Creating an Exchange 2010 & 2007 SMTP Relay Connector with No Authentication

Adam Jones - Systems Engineer

Last week I was tasked with creating a receive connector for relaying email messages from a group of computers in a remote office running an emergency alert messaging program through a Microsoft Exchange 2010 server. My goal was to limit the scope of machines allowed to send through the connector to a specific range of addresses that contained trusted, protected computers for this task. Since the software did not support SMTP authentication and the group of machines were trusted and members of the same domain, my preference and only real option was to configure the connector for no authentication. Easy, right? It turns out, at least for now, that’s not the case!

After poking around the authentication tab for a “No Authentication” (or similar) option I was stunned and quite sure I was missing something. There seemed to be no suitable option!
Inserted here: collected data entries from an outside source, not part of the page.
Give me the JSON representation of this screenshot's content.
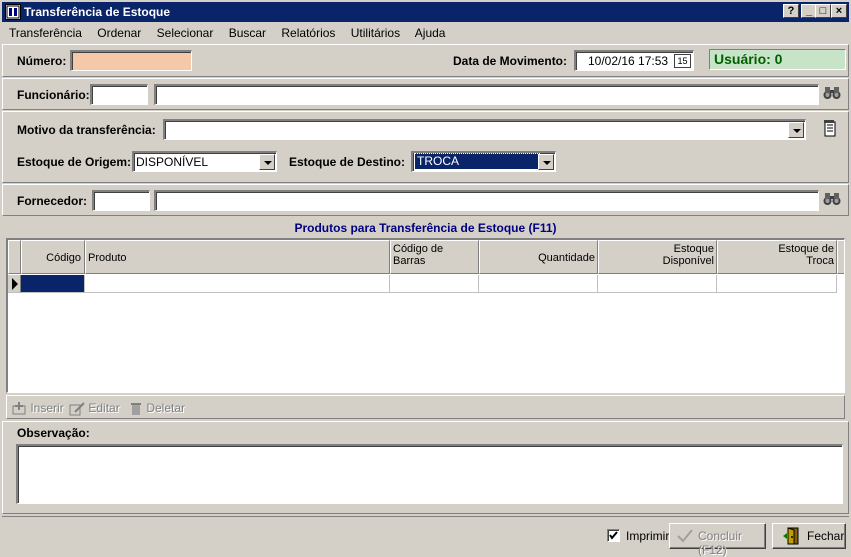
{
  "window": {
    "title": "Transferência de Estoque",
    "controls": {
      "help": "?",
      "minimize": "_",
      "maximize": "□",
      "close": "×"
    }
  },
  "menu": [
    "Transferência",
    "Ordenar",
    "Selecionar",
    "Buscar",
    "Relatórios",
    "Utilitários",
    "Ajuda"
  ],
  "header": {
    "numero_label": "Número:",
    "numero_value": "",
    "data_label": "Data de Movimento:",
    "data_value": "10/02/16 17:53",
    "calendar_text": "15",
    "usuario": "Usuário: 0"
  },
  "funcionario": {
    "label": "Funcionário:",
    "code": "",
    "name": ""
  },
  "motivo": {
    "label": "Motivo da transferência:",
    "value": ""
  },
  "estoque": {
    "origem_label": "Estoque de Origem:",
    "origem_value": "DISPONÍVEL",
    "destino_label": "Estoque de Destino:",
    "destino_value": "TROCA"
  },
  "fornecedor": {
    "label": "Fornecedor:",
    "code": "",
    "name": ""
  },
  "products": {
    "title": "Produtos para Transferência de Estoque (F11)",
    "columns": [
      "Código",
      "Produto",
      "Código de\nBarras",
      "Quantidade",
      "Estoque\nDisponível",
      "Estoque de\nTroca"
    ]
  },
  "toolbar": {
    "insert": "Inserir",
    "edit": "Editar",
    "delete": "Deletar"
  },
  "observacao": {
    "label": "Observação:",
    "value": ""
  },
  "footer": {
    "print_label": "Imprimir",
    "print_checked": true,
    "conclude": "Concluir (F12)",
    "close": "Fechar"
  },
  "colors": {
    "title_bg": "#0a246a",
    "numero_bg": "#f4c8a8",
    "usuario_bg": "#c8e4c8",
    "usuario_fg": "#006000",
    "grid_title": "#000080"
  }
}
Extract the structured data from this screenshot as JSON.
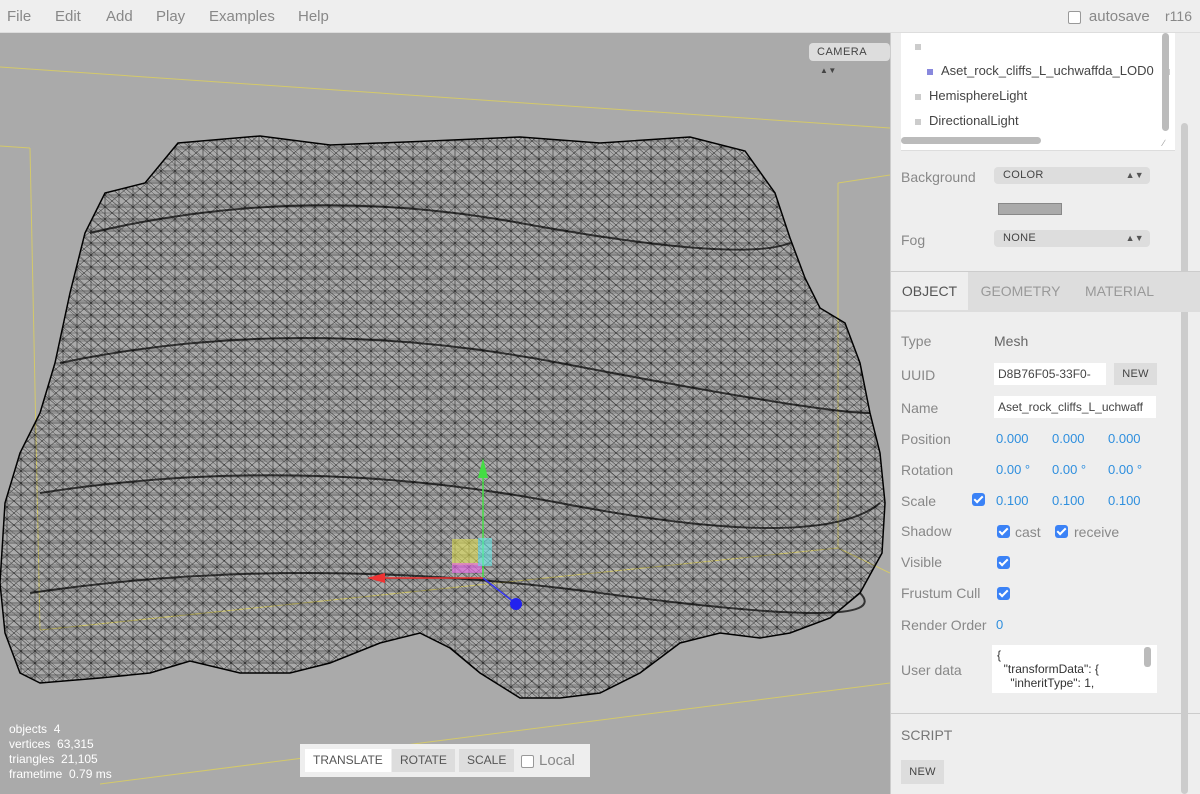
{
  "menubar": {
    "items": [
      "File",
      "Edit",
      "Add",
      "Play",
      "Examples",
      "Help"
    ],
    "autosave_label": "autosave",
    "version": "r116"
  },
  "viewport": {
    "camera_select": "CAMERA",
    "info": {
      "objects_label": "objects",
      "objects_value": "4",
      "vertices_label": "vertices",
      "vertices_value": "63,315",
      "triangles_label": "triangles",
      "triangles_value": "21,105",
      "frametime_label": "frametime",
      "frametime_value": "0.79 ms"
    },
    "toolbar": {
      "translate": "TRANSLATE",
      "rotate": "ROTATE",
      "scale": "SCALE",
      "local": "Local"
    }
  },
  "outliner": {
    "items": [
      "",
      "Aset_rock_cliffs_L_uchwaffda_LOD0",
      "HemisphereLight",
      "DirectionalLight"
    ]
  },
  "scene": {
    "background_label": "Background",
    "background_value": "COLOR",
    "background_color": "#aaaaaa",
    "fog_label": "Fog",
    "fog_value": "NONE"
  },
  "tabs": [
    "OBJECT",
    "GEOMETRY",
    "MATERIAL"
  ],
  "object": {
    "type_label": "Type",
    "type_value": "Mesh",
    "uuid_label": "UUID",
    "uuid_value": "D8B76F05-33F0-",
    "uuid_new": "NEW",
    "name_label": "Name",
    "name_value": "Aset_rock_cliffs_L_uchwaff",
    "position_label": "Position",
    "position": [
      "0.000",
      "0.000",
      "0.000"
    ],
    "rotation_label": "Rotation",
    "rotation": [
      "0.00 °",
      "0.00 °",
      "0.00 °"
    ],
    "scale_label": "Scale",
    "scale": [
      "0.100",
      "0.100",
      "0.100"
    ],
    "shadow_label": "Shadow",
    "cast_label": "cast",
    "receive_label": "receive",
    "visible_label": "Visible",
    "frustum_label": "Frustum Cull",
    "render_order_label": "Render Order",
    "render_order_value": "0",
    "userdata_label": "User data",
    "userdata_lines": [
      "{",
      "  \"transformData\": {",
      "    \"inheritType\": 1,"
    ]
  },
  "script": {
    "title": "SCRIPT",
    "new": "NEW"
  }
}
I turned my focus to the support site for the messaging software thinking that there must be a way to enable authentication in their application only to hit another roadblock!

Now for the trick! After skimming a couple of lengthy TechNet articles and deciphering a few Exchange shell commands I realized that the answer was right in front of me. On the “Authentication” tab inside the connector’s properties, there is a handy option titled “Externally Secured”.  What I did not know beforehand is that this option essentially tells the Exchange server not to worry about authentication because there is some other method authenticating this connection for me. The catch is that if you do not provide that alternative external method, there is no authentication happening!

This is a good tip to know for two reasons. One being that this is your ticket to setting up a simple SMTP relay on your network for a trusted server with no authentication required. Two being that you need to be certain that your external authentication method such as a VPN link or IPSEC is properly configured and secured before using this option as your only method.

 *See this note from MS TechNet article bb1738161:

Configuring a Receive connector as externally secured without using an Externally Secured authentication method is functionally equivalent to configuring the Receive connector as an open relay for the external SMTP server. The messages that originate from the external SMTP server are treated as authenticated messages. The messages bypass anti-spam checks and message size limit checks. The external SMTP server is allowed to submit messages as if they originated from internal senders within your Exchange organization.